Four images of swimmers paint
Four images of male swimmers paint
Four images of female swimmers paint
Stable Diffusion
Link to LLM (free access)
Comments: This LLM has the option for a negative prompt. Seems to be less high quality than other image generators. It’s free though. Has issues with ghost arms etc. When gender is unspecified it mostly gives male figures. The women possibly appear less athletic and some don’t have their hair in caps, though this is not as pronounced. I didn’t prompt “athlete” for this model.
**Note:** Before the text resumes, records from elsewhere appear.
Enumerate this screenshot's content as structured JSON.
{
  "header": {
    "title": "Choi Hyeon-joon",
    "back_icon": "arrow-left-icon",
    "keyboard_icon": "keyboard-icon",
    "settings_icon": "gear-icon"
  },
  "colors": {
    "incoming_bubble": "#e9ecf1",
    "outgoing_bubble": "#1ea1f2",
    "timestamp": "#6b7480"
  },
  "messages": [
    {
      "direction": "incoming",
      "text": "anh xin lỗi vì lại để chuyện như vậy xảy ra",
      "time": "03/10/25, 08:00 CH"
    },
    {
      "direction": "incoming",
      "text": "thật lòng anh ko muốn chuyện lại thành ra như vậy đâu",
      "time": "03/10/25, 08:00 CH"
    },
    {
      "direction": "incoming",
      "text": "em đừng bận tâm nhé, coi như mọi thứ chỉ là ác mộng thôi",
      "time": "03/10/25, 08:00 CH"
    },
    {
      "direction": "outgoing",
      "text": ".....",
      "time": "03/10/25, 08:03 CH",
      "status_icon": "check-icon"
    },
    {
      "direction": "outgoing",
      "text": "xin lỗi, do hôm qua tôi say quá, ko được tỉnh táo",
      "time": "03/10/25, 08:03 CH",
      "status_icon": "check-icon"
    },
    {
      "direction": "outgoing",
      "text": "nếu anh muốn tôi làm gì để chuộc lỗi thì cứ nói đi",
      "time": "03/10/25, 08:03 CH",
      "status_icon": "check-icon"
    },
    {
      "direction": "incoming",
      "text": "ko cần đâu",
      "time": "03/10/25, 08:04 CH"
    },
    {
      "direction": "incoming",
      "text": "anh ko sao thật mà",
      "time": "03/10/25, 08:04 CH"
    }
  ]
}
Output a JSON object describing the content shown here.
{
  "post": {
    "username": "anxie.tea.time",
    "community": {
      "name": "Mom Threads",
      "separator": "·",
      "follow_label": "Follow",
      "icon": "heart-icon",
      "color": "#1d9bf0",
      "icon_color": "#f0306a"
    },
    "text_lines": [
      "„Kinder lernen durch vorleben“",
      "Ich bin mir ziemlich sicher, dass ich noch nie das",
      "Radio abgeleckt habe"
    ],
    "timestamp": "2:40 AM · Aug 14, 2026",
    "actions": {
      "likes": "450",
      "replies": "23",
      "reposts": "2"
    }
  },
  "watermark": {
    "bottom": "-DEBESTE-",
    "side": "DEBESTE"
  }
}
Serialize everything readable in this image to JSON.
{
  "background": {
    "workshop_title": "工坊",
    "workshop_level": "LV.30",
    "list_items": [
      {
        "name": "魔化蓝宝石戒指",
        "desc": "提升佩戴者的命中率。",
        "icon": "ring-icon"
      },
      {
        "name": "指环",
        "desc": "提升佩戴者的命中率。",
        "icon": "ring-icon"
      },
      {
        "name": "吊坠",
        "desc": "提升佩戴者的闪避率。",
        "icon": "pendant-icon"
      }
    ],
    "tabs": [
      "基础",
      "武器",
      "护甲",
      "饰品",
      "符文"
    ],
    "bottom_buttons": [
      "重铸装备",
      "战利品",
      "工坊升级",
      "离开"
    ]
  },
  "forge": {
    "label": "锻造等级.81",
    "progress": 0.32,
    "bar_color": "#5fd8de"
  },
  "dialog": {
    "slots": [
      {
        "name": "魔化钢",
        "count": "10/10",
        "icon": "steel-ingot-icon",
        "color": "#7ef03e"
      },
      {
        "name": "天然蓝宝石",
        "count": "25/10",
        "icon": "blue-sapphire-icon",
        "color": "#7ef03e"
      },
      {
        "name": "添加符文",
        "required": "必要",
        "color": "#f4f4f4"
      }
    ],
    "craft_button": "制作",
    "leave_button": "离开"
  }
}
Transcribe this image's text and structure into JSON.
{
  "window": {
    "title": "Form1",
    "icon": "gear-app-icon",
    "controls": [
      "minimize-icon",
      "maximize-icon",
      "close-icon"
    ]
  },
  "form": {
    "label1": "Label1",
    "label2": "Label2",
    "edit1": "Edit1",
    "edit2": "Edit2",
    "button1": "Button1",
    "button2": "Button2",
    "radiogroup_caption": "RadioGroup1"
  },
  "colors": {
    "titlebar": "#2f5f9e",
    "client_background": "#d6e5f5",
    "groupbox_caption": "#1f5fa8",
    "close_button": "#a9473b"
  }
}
Four images of swimmers paint
Four images of male swimmers paint
Four images of female swimmers paint
Claude
Swimmer image. Claude doesn’t currently do image generation.
Midjourney
Link to LLM (requires paid subscription)
I don’t have a subscription, if anyone that does can run these prompts through and send me what they get that would be amazing.
Conclusion
It’s important to note all of these conclusions are based on an n=1 of running a prompt. To make these results more robust more tests would need to be done. The Substack AI model seems to have a lot of gender bias and seems to perform the worst in comparison to other models. ChatGPT DALLE-3 gives relatively gender-balanced images, however, the aesthetic quality of the images is lower than other models. Bing AI seems to give the best results in terms of gender balance, prompt specificity and a lack of phantom limbs. Stable Diffusion images are of overall lower image quality and have a relatively strong gender bias. Claude doesn’t currently support image generation. From my understanding, Midjourney would also give relatively good results, but I didn’t have the opportunity to test it.
Thank you for reading, especially if you made it all the way here. Please let me know what you think.
Wow, quite stark for the substack generator in particular :(
One thing I find interesting is that in the Substack generator the 'athlete' modifier leads to more smokey/firey type backgrounds compared to often brighter/happier backgrounds in the others. I wonder why.
Great article! I think the 2nd "male athlete" image from Substack AI is also pretty bad with the two devoted women to the man.